La seconde guerre mondiale le rappelera sous les drapeaux et c'est le 16 août 1940 que l'adjudant-chef HERVE finira sa longue carrière militaire jalonnée par les décorations suivantes:
- Médaille militaire.
- Croix de guerre avec étoile de bronze et palme.
- Chevalier de l'Etoile Noire.
- Médaille coloniale avec agrafe vermeil A.O.F. Maroc 1925.
- Chevalier de la Légion d'Honneur.
Ernest HERVE est décédé le 29 mars 1970 en Bretagne.
Merci à Jean-Pierre pour sa contribution.
26 décembre 2007
Alban MERLY, sergent du 84ème RI.
Alban MERLY est né en 1888 à TILLOY au sud-est de Lille (Nord). Une rue porte aujourd'hui son nom dans la ville de Tilloy-lez-Marchiennes (59).

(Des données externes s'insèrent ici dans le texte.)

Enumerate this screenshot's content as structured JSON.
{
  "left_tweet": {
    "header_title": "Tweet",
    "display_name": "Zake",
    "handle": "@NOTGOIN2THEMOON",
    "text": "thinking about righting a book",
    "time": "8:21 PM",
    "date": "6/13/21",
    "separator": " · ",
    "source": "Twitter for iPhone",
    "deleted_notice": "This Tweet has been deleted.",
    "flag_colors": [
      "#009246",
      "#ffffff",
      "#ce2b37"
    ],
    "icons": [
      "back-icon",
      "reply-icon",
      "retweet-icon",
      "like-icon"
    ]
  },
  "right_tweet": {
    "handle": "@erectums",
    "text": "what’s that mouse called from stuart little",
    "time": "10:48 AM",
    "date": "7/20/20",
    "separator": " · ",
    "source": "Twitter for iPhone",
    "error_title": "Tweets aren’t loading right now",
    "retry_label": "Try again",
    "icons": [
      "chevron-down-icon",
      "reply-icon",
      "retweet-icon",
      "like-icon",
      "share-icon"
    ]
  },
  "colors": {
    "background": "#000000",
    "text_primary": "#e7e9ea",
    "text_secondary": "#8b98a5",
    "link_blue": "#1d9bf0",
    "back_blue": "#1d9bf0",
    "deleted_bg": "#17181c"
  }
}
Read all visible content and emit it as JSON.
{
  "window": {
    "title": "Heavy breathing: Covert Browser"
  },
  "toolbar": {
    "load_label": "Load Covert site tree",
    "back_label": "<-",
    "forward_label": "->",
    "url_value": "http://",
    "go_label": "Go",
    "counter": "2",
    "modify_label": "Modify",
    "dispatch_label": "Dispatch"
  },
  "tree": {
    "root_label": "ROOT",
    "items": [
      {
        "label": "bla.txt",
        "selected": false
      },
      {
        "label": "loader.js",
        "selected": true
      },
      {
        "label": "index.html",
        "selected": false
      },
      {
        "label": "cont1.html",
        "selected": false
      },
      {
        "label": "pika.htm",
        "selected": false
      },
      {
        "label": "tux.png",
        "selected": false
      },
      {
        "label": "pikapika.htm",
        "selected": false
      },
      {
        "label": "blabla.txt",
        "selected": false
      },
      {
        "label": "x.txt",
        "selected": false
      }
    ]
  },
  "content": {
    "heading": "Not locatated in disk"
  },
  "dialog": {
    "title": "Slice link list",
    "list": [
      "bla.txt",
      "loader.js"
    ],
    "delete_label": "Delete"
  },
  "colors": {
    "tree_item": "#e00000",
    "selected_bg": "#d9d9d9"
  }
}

Appelé de la classe 1908/1909, il passe par le bureau de recrutement de Cambrai (Nord) et est affecté au 84ème RI.
Plus précisément à la 5ème compagnie (2ème bataillon), où il avait le grade de sergent. On apprend dans sa fiche sur Mémoire des Hommes, qu'Alban MERLY est mort le 12 mai 1917 à l'ambulance alpine N°4 près de la rivière Kodza Dere. Il fut certainement blessé lors de l'attaque du Skra-di-Legen deux jours plus tôt où lors d'une contre-attaque Bulgare.
Merci à Denis pour sa contribution.
Source:
- Fiche MDH.
11 juillet 2008
5- Le site "Mémoire des Hommes"
"Mémoire des Hommes" (souvent abrégé par MDH) est un site du Secrétariat Général pour l'Administration. Il permet de consulter des documents conservés par le ministère de la défense.
On y trouve, entre autre, une catégorie "Morts pour la France 1914-1918". Elle contient plus de 1.3 millions de fiches de soldats morts durant la première guerre mondiale et ayant obtenu la mention "Mort pour la France" (MPLF). Cette mention n'étant attribuée qu'à certaines conditions (articles L 488 à L 492bis du code des pensions militaires d'invalidité et des victimes de la guerre) tous les soldats morts pendant cette guerre n'y figurent pas.
On y retrouve les soldats morts au front, disparus et déclarés morts par jugement, morts des suites de blessures ou de maladie contracté en service... bref dont la mort est en lien direct avec les combats.
La recherche s'effectue, via cette page, selon 4 critères: le nom (champ obligatoire mais les recherches avec des noms incomplets sont possibles), le prénom (même possibilité), la date de naissance (même approximative) et le département de naissance.
Les recherches par unité, date de mort, lieu de recrutement... ne sont malheureusement pas possibles.
Les résultats correspondants à la recherche sont affichés dans une nouvelle page et un clic sur le nom désiré fait apparaitre sa fiche donc voici un exemplaire type.

Informations complémentaires:
- Code des pensions militaires d'invalidité et des victimes de la guerre (Article L488 et suivants).
23 juillet 2008
Listes de fiches MDH par régiments.
Les recherches sur le site MDH (Lire cet article) ne permettent pas un tri par unité. Ceci est pénalisant pour les personnes qui, comme moi, cherchent les soldats d'un régiment sans forcement connaitre leurs noms.
Afin d'aider les personnes qui font ce type de recherches, je me suis mis à noter pour toutes les fiches que je consulte le nom, le prénom, le régiment et l'adresse internet de la fiche afin de la retrouver d'un simple clic.
Cette tâche étant annexe à mes recherches, j'y passe le moins de temps possible. Aussi, il est possible d'y trouver des erreurs, des doublons et surtout des intitulés d'unité incomplets.
Fiches_MDH_-_Liste_N_1 - 23juillet2008 571 fiches.